If the WebSocket missed three events while the laptop was suspended, the client doesn’t care — the catch-up REST call fills in the gap. The UI shows whatever the REST call returns. The WebSocket just shortens the window between “something happened” and “the UI knows.”

This is the pattern that survives a flaky network, a server restart, a deploy, a Wi-Fi-to-cellular handoff, and a closed laptop lid. It’s the pattern Slack converged on; it’s the pattern Discord, Linear, Notion, Figma, and Google Docs all use; and it’s the pattern that scales because the expensive operations (durable writes) run on the cheap-to-operate transport (HTTP), and the cheap operations (hints) run on the expensive-to-operate transport (WebSocket).

Part 7 — When you should (and shouldn’t) do this

The takeaway is not “WebSockets are bad” or “always use HTTP.” It’s that sends and receives have different reliability requirements, and one transport rarely satisfies both.

Operation	Transport	Why
User-initiated write that must persist	HTTP POST + idempotency key	Status code is the ack; retries are safe; LB is trivial
Server-to-client push (new events from others)	WebSocket	Low latency, fan-out friendly, loss tolerable if REST is truth
Server-to-server delivery of important events	HTTP webhook with retry + dedup	Per-event ack, standard middleware, no sticky connection
Presence, typing, cursors, ephemeral hints	WebSocket	High frequency, loss is fine, no durability required
Catch-up after disconnect	REST query with cursor	Authoritative source of truth, gaps fill themselves
Streaming bulk data (telemetry, video frames)	WebSocket or HTTP/2 streams	Continuous flow, individual loss often acceptable

If you find yourself reaching for a WebSocket for the send path because “the connection is already there,” stop and ask:

What happens if the connection drops between send() and the server’s persist?
How does the client know the message was actually saved?
How do you retry a send safely without duplicates?
What does the UI show in the ambiguous case where you sent and don’t know if it landed?

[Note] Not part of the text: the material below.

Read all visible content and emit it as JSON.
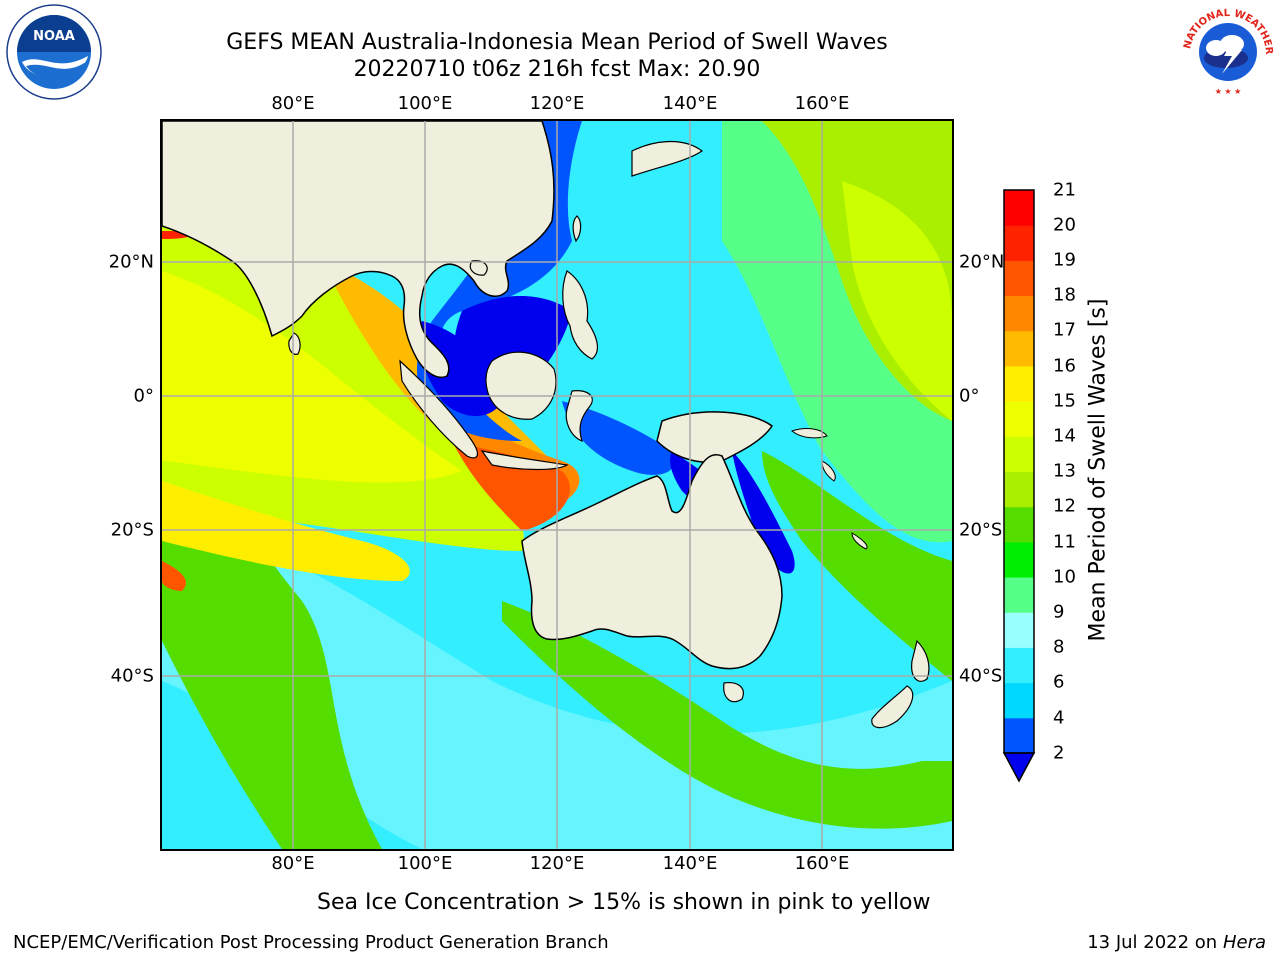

If your answers are vague, you have the same bug Slack’s early architecture had. The fix is not to make the WebSocket smarter. The fix is to send the message over a transport that already has an ack built into it.

The honest one-liner

Slack sends over HTTP not because HTTP is faster (it isn’t), and not because WebSockets are unreliable at the transport level (TCP is fine). It sends over HTTP because the HTTP request/response shape forces an application-layer acknowledgement, an idempotency model, and a stateless load-balancing story that a raw WebSocket leaves you to invent yourself. For the one operation in the product where losing a message is unacceptable — the user pressing Enter — the cheapest correct answer is to use the protocol that was already designed for it.

The WebSocket is still there. It is doing the job it’s good at: pushing other people’s activity to your client with low latency, so the UI feels alive. The REST API is doing the job it’s good at: being the source of truth that the client trusts when the WebSocket misses something.

Two transports. Two jobs. One product that doesn’t lose your messages.